Example of a scalable™️ Dependency-Track deployment.
Warning
THIS IS ABSOLUTELY INSANELY OVERKILL FOR A SINGLE HOST MACHINE!
The intention behind this example is not for it to be copied 1:1. In fact almost all aspects of it would be a complete waste of resources when deployed on a single physical host. Benefits are only to be expected when services are distributed across multiple physical hosts (or pods).
The idea is to demonstrate what you can do, and for you to pick-and-choose the aspects you find useful. This is not in itself a supported setup, and you are expected to do your own testing.
graph TD
client([fa:fa-user client]) --> traefik
traefik -- "/" --> frontend
traefik -- "/api" --> web
subgraph internal network
frontend["frontend (xN)"]
web["web (xN)"]
worker["worker (xN)"]
pgbouncer
init
postgres[(postgres)]
postgres-dex[(postgres-dex)]
end
web --> pgbouncer
worker --> pgbouncer
pgbouncer --> postgres
pgbouncer --> postgres-dex
init --> postgres
init --> postgres-dex
Deploy everything:
docker compose up -d --pull alwaysScale web containers up to 3 replicas:
docker compose up -d --scale web=3Scale web containers to back down to 1 replica:
docker compose up -d --scale web=1Expensive initialization tasks, such as database migrations, are executed by a dedicated
init container. This reduces contention when multiple containers are deployed at once,
and enables other application containers to launch faster. The latter becomes relevant if
you plan on utilizing horizontal auto-scaling.

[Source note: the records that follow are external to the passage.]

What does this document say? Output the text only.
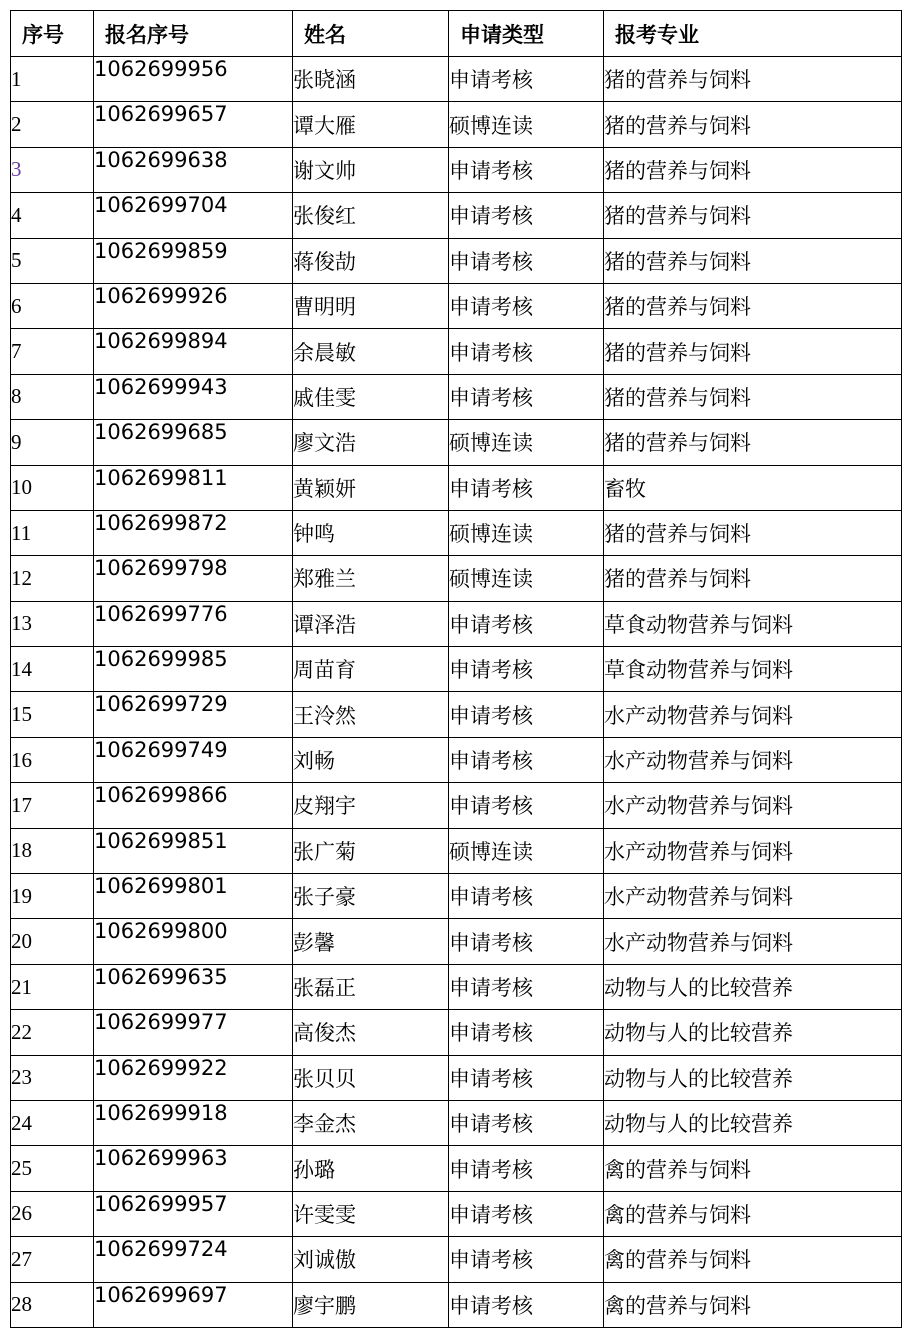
序号	报名序号	姓名	申请类型	报考专业
1	1062699956	张晓涵	申请考核	猪的营养与饲料
2	1062699657	谭大雁	硕博连读	猪的营养与饲料
3	1062699638	谢文帅	申请考核	猪的营养与饲料
4	1062699704	张俊红	申请考核	猪的营养与饲料
5	1062699859	蒋俊劼	申请考核	猪的营养与饲料
6	1062699926	曹明明	申请考核	猪的营养与饲料
7	1062699894	余晨敏	申请考核	猪的营养与饲料
8	1062699943	戚佳雯	申请考核	猪的营养与饲料
9	1062699685	廖文浩	硕博连读	猪的营养与饲料
10	1062699811	黄颖妍	申请考核	畜牧
11	1062699872	钟鸣	硕博连读	猪的营养与饲料
12	1062699798	郑雅兰	硕博连读	猪的营养与饲料
13	1062699776	谭泽浩	申请考核	草食动物营养与饲料
14	1062699985	周苗育	申请考核	草食动物营养与饲料
15	1062699729	王泠然	申请考核	水产动物营养与饲料
16	1062699749	刘畅	申请考核	水产动物营养与饲料
17	1062699866	皮翔宇	申请考核	水产动物营养与饲料
18	1062699851	张广菊	硕博连读	水产动物营养与饲料
19	1062699801	张子豪	申请考核	水产动物营养与饲料
20	1062699800	彭馨	申请考核	水产动物营养与饲料
21	1062699635	张磊正	申请考核	动物与人的比较营养
22	1062699977	高俊杰	申请考核	动物与人的比较营养
23	1062699922	张贝贝	申请考核	动物与人的比较营养
24	1062699918	李金杰	申请考核	动物与人的比较营养
25	1062699963	孙璐	申请考核	禽的营养与饲料
26	1062699957	许雯雯	申请考核	禽的营养与饲料
27	1062699724	刘诚傲	申请考核	禽的营养与饲料
28	1062699697	廖宇鹏	申请考核	禽的营养与饲料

Application containers are split by responsibility, into "web" and "worker":
"web" containers do not perform any background processing and are meant to solely handle incoming web traffic. They consume fewer resources when idle and can be horizontally scaled up and down rather aggressively.
"worker" containers are fully-fledged Dependency-Track instances. They handle background processing, and even though they could handle web traffic, they are not exposed via reverse proxy.
The purpose of this separation is for workloads to not interfere with each other. For example, high volumes of web traffic could monopolize resources of a container (CPU, memory, DB connections), causing resource starvation for background processing.
The durable execution engine (dex) has distinct workload characteristics from the main application. Isolating it into a separate Postgres instance ensures that neither workload negatively impacts the other.
While dex is relatively lightweight, it does require frequent vacuuming of queue tables to remain performant. As your Dependency-Track instance grows, autovacuum can become a challenge if main application and dex use the same database server.
Note
This is an optimization that you are very unlikely to need. Just know that if you run into a scaling ceiling with both workloads mixed, there is an escape hatch here if you need it.
By default, each application container maintains a local connection pool of up to 20-30 connections. Connections are relatively expensive, because each one requires a separate process on the Postgres server. As you scale horizontally, the number of connections quickly exceeds what a single Postgres instance can handle efficiently. In its default configuration, Postgres limits the total number of connections to 100.
PgBouncer multiplexes many application connections over a smaller number of actual database connections, making it a natural fit for deployments with many web and worker replicas. Note that PgBouncer is not your only option, as there are many other similar connection poolers available.
The downside of course is that a central pooler adds another network hop for every database connection an application container initiates.
As with every other aspect of this example, do not add a central pooler to your deployment unless you have solid evidence that database connections are a problem.